The Economic Effects of Minimum Wages: What Might Missouri Expect from Passage of Proposition B?
In November, Missouri voters will vote on Proposition B, which would raise the state’s minimum wage to $6.50 per hour and thereafter index it to the Consumer Price Index, ensuring annual minimum wage increases of the same size (in percentage terms) as the rate of inflation. This paper provides an overview, based on a large body of existing research, of evidence on the effects of federal and especially state minimum wage increases.

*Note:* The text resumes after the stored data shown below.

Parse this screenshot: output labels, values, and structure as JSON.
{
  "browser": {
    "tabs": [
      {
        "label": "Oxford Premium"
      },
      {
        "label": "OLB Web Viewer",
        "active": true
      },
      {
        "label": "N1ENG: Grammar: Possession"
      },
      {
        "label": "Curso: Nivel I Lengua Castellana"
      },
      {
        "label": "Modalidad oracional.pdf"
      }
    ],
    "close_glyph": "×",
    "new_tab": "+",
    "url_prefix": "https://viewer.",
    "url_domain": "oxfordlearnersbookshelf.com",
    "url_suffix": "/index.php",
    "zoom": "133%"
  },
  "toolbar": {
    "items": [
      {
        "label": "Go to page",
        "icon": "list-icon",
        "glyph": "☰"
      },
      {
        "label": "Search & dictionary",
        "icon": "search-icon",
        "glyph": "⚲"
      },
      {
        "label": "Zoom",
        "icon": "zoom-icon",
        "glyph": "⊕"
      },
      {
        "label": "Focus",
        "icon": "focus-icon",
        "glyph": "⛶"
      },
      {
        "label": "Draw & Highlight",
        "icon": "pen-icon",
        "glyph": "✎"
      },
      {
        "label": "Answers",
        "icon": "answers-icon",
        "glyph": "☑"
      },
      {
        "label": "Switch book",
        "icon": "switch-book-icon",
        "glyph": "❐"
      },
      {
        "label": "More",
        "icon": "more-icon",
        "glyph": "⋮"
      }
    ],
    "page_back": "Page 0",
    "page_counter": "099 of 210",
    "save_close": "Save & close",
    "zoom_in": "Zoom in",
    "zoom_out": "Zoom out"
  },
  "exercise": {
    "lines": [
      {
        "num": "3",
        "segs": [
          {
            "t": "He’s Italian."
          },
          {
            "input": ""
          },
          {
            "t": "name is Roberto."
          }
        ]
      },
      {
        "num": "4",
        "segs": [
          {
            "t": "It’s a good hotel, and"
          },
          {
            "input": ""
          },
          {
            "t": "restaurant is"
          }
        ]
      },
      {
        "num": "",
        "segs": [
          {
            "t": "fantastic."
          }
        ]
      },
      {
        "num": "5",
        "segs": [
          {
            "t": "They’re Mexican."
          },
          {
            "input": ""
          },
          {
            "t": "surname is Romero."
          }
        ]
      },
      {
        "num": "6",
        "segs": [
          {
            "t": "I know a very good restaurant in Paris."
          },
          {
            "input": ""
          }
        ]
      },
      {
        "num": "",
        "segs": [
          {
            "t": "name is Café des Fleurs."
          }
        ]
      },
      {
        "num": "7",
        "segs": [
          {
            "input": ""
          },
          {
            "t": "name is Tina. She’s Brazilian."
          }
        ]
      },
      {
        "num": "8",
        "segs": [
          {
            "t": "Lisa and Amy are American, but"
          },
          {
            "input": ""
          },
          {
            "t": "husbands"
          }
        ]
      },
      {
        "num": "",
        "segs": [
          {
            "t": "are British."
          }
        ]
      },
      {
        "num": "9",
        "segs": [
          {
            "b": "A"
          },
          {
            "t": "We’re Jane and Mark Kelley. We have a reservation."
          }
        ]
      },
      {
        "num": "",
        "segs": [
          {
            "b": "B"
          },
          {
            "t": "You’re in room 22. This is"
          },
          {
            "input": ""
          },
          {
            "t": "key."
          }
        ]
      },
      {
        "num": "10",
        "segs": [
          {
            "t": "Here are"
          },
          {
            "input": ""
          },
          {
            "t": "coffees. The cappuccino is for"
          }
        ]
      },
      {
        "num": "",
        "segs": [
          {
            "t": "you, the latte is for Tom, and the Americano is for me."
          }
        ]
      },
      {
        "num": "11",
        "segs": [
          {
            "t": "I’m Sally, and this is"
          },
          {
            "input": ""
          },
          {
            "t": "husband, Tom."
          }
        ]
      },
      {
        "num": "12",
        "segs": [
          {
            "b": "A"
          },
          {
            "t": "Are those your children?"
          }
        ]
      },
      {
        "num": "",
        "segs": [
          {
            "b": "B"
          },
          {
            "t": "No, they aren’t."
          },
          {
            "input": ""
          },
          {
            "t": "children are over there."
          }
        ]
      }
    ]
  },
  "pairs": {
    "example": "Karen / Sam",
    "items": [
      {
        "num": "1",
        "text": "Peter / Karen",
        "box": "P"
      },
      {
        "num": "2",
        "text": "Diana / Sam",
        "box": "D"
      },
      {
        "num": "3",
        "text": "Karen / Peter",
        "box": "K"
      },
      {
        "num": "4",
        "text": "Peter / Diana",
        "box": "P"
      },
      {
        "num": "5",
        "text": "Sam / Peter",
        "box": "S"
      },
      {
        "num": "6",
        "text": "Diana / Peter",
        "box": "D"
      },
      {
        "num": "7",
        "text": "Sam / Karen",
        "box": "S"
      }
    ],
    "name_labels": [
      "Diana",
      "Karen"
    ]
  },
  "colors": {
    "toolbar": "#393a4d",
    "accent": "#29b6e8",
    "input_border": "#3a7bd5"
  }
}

The central goal of raising the minimum wage is to raise incomes of low-income families and reduce poverty. There are three reasons why raising the minimum may not help to achieve this goal. First, a higher minimum wage may discourage employers from using the very low-wage, low-skill workers that minimum wages are intended to help. Second, a higher minimum wage may hurt poor and low-income families rather than help them, if the disemployment effects are concentrated among workers in low-income families. And third, a higher minimum wage may reduce training, schooling, and work experience—all of which are important sources of higher wages—and hence make it harder for workers to attain the higher-wage jobs that may be the best means to an acceptable level of family income.
The evidence from a large body of existing research suggests that minimum wage increases do more harm than good. Minimum wages reduce employment of young and less-skilled workers. Minimum wages deliver no net benefits to poor or low-income families, and if anything make them worse off, increasing poverty. Finally, there is some evidence that minimum wages have longer-run adverse effects, lowering the acquisition of skills and therefore lowering wages and earnings even beyond the age when individuals are most directly affected by a higher minimum.